Volvió a referirse a la caligrafía, esta vez como método de aprendizaje y
exploración. Exhibió mapas de trazado con distintas herramientas, mapas para
diestros ¡y para zurdos! Presentó su programa de enseñanza de diseño de
fuentes digitales, preparado para un semestre de 17 clases. Nos deleitó con
un archivo interactivo de clasificación de tipografías. Expuso una clase de
espaciado, basada en los principios que Walter Tracy describe en su libro
(ver arriba), traducidos visualmente con una sencillez impresionante.
También se refirió a su postura ante los alumnos a la hora de sentarse
frente a la pantalla: para probar, buscar, ensayar... o con una idea
precisa: para producir.
Describió su acercamiento y el de sus colegas al mapudungun, la lengua de
los mapuches, que como toda lengua americana prehispánica pertenece a
nuestro patrimonio cultural, pero está sometida al ninguneo oficial.
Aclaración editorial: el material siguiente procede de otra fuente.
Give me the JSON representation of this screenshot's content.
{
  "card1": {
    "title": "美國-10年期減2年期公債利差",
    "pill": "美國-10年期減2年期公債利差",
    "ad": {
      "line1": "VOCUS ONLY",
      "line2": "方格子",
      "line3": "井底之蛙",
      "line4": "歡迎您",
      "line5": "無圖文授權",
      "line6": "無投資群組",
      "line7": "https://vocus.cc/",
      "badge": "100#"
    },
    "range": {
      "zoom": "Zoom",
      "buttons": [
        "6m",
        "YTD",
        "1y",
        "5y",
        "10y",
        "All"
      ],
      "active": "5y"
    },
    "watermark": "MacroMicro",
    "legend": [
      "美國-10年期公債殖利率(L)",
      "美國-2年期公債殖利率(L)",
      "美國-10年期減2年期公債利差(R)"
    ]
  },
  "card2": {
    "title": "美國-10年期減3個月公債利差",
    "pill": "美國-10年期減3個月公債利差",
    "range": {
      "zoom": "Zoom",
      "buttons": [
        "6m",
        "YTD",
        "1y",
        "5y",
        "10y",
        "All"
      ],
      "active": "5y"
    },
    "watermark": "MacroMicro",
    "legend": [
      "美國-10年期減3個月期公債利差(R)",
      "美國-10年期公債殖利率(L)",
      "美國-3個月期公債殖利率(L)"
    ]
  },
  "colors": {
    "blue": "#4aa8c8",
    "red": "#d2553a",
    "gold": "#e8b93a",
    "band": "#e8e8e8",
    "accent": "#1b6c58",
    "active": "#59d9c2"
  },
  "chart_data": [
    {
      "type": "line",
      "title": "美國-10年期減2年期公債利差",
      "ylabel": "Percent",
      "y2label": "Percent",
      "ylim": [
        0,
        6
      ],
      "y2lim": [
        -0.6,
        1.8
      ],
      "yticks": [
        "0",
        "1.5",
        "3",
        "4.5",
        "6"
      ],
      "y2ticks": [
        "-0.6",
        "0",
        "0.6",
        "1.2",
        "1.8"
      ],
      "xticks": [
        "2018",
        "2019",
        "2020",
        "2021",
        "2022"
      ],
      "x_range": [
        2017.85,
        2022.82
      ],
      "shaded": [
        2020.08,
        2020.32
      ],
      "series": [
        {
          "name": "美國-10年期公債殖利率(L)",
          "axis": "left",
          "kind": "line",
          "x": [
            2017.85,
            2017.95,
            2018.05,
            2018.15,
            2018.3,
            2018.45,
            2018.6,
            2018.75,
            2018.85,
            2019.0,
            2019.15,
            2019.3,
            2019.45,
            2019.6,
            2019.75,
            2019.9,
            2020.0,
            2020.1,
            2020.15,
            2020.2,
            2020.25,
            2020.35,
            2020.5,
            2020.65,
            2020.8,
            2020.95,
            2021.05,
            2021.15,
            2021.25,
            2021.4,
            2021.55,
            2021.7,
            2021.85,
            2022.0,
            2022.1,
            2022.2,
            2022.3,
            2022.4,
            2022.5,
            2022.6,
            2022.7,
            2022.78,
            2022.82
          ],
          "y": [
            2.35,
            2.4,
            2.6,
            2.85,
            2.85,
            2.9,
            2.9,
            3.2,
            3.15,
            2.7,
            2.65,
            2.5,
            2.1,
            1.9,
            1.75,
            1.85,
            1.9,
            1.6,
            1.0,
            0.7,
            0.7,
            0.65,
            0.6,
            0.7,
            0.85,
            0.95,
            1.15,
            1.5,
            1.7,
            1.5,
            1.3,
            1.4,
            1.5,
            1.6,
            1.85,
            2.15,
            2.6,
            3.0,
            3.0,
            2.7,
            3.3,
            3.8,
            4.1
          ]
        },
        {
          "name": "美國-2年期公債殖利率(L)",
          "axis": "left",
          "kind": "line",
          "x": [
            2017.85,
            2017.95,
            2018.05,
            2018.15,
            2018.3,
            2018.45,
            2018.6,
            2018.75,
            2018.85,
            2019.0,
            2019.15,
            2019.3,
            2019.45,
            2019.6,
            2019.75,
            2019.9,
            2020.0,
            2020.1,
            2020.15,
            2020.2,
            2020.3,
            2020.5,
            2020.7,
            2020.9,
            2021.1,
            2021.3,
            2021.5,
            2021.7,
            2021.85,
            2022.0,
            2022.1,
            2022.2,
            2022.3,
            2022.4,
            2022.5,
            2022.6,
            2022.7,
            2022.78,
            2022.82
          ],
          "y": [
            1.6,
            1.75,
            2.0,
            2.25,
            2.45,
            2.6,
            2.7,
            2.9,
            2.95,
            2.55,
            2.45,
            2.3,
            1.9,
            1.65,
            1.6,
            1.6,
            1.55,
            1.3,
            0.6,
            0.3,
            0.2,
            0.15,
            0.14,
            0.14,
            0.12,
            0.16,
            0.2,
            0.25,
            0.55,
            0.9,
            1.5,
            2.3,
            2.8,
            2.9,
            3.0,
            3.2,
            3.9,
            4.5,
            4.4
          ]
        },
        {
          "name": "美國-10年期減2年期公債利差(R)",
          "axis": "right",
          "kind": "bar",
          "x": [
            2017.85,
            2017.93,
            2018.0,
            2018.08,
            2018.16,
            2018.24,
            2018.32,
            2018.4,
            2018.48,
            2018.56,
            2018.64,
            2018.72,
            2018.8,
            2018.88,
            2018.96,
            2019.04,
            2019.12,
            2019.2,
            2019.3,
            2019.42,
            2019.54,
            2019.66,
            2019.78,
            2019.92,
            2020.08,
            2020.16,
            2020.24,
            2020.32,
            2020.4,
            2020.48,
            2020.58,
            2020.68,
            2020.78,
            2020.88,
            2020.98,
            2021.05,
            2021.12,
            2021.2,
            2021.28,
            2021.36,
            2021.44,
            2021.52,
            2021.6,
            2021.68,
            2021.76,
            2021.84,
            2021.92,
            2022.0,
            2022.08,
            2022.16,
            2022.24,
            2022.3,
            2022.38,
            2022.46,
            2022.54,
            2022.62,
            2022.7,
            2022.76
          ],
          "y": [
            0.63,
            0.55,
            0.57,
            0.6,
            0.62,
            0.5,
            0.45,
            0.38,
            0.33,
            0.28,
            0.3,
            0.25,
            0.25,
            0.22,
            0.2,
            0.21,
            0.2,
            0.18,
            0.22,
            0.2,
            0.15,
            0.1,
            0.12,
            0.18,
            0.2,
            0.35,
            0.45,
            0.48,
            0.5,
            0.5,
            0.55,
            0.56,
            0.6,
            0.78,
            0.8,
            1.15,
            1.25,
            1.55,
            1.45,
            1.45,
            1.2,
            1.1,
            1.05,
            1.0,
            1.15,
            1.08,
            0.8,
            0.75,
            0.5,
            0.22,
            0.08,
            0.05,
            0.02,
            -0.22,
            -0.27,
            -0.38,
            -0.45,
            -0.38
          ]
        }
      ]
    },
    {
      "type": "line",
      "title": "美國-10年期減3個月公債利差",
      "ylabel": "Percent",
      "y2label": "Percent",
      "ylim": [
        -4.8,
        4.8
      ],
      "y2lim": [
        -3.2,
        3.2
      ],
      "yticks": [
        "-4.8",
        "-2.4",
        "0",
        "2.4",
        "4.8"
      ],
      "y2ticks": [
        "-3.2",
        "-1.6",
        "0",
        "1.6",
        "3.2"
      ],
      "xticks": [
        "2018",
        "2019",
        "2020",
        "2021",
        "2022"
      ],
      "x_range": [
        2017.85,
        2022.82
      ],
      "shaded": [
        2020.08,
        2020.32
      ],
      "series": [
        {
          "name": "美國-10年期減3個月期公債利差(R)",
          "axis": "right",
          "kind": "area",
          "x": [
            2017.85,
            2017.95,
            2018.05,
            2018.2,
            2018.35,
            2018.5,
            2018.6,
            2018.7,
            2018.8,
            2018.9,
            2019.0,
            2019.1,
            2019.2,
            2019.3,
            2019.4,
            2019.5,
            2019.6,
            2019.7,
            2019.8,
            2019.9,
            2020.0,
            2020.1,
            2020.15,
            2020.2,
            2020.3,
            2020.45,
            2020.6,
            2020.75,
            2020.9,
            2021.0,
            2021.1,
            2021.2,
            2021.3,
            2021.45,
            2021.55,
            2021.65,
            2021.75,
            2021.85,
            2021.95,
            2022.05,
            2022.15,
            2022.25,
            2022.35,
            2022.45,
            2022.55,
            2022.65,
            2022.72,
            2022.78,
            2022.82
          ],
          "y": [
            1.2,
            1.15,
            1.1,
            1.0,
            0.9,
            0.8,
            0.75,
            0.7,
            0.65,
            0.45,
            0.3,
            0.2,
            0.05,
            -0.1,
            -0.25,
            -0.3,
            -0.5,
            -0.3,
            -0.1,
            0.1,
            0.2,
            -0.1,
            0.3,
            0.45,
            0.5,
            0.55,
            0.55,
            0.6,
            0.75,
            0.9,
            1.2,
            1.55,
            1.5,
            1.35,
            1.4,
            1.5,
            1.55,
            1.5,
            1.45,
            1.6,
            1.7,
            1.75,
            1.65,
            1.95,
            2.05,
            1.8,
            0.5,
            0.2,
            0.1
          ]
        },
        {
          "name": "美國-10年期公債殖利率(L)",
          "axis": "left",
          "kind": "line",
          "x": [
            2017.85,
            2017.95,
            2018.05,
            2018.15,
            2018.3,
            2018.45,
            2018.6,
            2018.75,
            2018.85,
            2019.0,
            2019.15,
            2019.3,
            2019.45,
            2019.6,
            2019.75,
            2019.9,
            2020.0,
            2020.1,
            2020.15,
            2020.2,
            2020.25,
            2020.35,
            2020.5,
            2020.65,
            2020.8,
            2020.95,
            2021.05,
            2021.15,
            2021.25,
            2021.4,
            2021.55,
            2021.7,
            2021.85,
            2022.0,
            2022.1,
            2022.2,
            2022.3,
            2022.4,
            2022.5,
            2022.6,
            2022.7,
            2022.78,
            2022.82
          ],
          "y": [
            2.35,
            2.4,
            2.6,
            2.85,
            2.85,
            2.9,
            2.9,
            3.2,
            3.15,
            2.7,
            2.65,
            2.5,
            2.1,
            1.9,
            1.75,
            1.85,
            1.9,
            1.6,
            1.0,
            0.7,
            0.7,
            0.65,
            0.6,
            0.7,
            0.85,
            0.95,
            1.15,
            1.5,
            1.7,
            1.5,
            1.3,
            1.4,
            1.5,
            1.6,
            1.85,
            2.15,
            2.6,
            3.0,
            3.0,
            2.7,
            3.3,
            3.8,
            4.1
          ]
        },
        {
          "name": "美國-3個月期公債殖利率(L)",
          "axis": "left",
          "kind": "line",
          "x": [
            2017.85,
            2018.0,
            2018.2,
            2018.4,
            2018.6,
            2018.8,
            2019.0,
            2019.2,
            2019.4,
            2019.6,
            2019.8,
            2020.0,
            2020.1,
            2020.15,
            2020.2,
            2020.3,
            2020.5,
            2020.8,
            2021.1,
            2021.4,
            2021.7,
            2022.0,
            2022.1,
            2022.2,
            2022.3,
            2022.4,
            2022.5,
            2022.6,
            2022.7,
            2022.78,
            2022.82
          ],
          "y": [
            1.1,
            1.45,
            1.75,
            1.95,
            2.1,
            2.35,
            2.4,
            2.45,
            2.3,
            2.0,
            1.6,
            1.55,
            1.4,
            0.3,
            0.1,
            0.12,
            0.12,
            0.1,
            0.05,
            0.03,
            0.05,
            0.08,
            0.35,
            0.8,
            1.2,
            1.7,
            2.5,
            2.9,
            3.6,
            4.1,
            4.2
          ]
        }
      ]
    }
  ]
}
Nos
preguntó sobre la tradición: ¿es buena o mala? ¿se puede diseñar sin ella?
¿hasta dónde se debe respetar? y nos dejó con la duda, con la inquietud, y
con la curiosidad.
Justo antes de despedirse, se le recordó un tema que había omitido. Y
entonces nos presentó su nuevo libro, de publicación inminente. Otra vez lo
mismo: una perfecta compilación de conceptos, claridad expositiva, imágenes
excelentes, preparadas con detalle, una a una. Muy contundente.
La presentación de Francisco fue concreta, profunda y sencilla a la vez.
Fusionó a la perfección contenido y continente. Salimos del Centro Cultural
con el ánimo renovado, con ganas de seguir trabajando, con admiración por
este colega que no se guardó nada, no escondió nada: todo lo compartió con
humildad y generosidad absoluta. Más tarde, en las conversaciones informales
de la pizzería, siguió demostrando sin estridencias ni vedettismo por qué es
uno de los referentes del diseño tipográfico latinoamericano.